Pay for Performance! The words carry such hope for the managers and HR drones among us. Even the "little guy" gets a glimmer of hope that under such a meritocracy, even they have a chance to cash in..... and then reality slams you in the face like a two-by-four when you read about the case of the Home Depot CEO who managed to cut a deal for himself that ensures he gets paid over $200 Million USD, no matter how badly he screwed the pooch! Gee, maybe I ought to ditch this HR gig of mine and take on that job - after all, I have probably spent enough there in the past few years to cover whatever salary I want.
I don't raise the issue to boil your blood (though that's probably happening now too), but I want to use it as an object lesson to get you to lead up. You cant directly control what wacky pay practice your Board will employ for your next CEO, but you can ensure that you apply a pay for performance process on your people.
The payoff for a real, honest and objective pay for performance plan will pay dividend well beyond the initial sweat investment needed to implement it - but only if you do it right.

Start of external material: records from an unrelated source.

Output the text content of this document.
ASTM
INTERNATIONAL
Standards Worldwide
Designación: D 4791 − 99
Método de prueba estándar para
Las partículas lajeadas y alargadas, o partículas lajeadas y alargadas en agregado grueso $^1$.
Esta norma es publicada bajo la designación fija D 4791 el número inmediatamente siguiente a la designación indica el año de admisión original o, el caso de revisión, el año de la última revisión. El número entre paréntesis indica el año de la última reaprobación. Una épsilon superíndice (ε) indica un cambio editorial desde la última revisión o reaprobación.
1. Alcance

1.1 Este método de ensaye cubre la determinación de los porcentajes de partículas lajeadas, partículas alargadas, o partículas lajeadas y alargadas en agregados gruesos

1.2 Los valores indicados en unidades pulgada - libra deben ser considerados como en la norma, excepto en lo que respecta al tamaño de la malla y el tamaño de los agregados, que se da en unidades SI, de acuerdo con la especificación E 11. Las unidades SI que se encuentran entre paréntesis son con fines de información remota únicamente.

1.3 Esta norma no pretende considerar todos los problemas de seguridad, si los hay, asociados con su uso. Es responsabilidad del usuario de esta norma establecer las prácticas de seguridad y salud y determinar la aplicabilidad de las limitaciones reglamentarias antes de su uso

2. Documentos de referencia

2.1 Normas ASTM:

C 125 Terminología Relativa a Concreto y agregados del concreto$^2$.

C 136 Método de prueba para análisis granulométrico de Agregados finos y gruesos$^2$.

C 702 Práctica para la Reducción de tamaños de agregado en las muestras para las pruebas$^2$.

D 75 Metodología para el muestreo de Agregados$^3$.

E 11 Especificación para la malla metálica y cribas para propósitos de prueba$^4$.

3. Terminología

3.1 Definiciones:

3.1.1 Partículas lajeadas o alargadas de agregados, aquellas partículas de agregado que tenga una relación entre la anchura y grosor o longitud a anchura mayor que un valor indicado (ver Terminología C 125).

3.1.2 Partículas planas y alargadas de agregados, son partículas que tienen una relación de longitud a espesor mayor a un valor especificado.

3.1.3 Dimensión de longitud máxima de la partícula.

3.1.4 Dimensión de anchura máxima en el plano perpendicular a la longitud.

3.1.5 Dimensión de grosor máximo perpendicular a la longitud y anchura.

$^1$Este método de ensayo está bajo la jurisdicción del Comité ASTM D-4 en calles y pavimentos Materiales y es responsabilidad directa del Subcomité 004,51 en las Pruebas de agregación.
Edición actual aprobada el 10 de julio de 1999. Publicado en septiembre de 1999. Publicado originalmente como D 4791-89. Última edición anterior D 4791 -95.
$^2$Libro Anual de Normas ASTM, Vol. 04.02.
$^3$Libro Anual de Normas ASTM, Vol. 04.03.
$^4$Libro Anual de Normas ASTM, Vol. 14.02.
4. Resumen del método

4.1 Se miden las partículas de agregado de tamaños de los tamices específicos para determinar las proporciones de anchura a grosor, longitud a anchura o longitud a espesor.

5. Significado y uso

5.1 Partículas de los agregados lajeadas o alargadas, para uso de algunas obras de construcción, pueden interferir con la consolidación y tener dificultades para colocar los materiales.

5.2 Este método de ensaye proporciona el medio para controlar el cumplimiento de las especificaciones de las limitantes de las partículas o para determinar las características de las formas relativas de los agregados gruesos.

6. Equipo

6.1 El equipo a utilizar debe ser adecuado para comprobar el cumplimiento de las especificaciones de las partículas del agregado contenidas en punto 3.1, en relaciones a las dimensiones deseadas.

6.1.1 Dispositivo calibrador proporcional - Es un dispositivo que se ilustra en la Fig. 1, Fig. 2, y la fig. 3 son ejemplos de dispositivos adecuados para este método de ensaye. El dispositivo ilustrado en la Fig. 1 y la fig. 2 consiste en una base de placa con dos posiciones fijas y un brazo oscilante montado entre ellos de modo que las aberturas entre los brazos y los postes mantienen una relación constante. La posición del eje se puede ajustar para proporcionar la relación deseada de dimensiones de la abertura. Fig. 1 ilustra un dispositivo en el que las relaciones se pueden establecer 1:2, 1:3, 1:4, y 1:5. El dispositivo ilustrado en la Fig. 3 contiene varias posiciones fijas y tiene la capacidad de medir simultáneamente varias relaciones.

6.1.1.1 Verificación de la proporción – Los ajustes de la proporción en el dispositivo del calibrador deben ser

Now, the secret here is that doing it right isn't really all that hard. All you have to do is understand what good performance looks like, gain agreement from all concerned on that point, communicate the hell out of of it - then make everyone live or die by that standard.
See - now wasn't that simple? Maybe I should bottle this stuff up in a consulting package and sell it to the Board over at Home Depot.
YOUR MISSION:
If you don't have a pay for performance plan, talk with your leadership or HR about how your organization can benefit from one. If you have one, USE IT to differentiate rewards.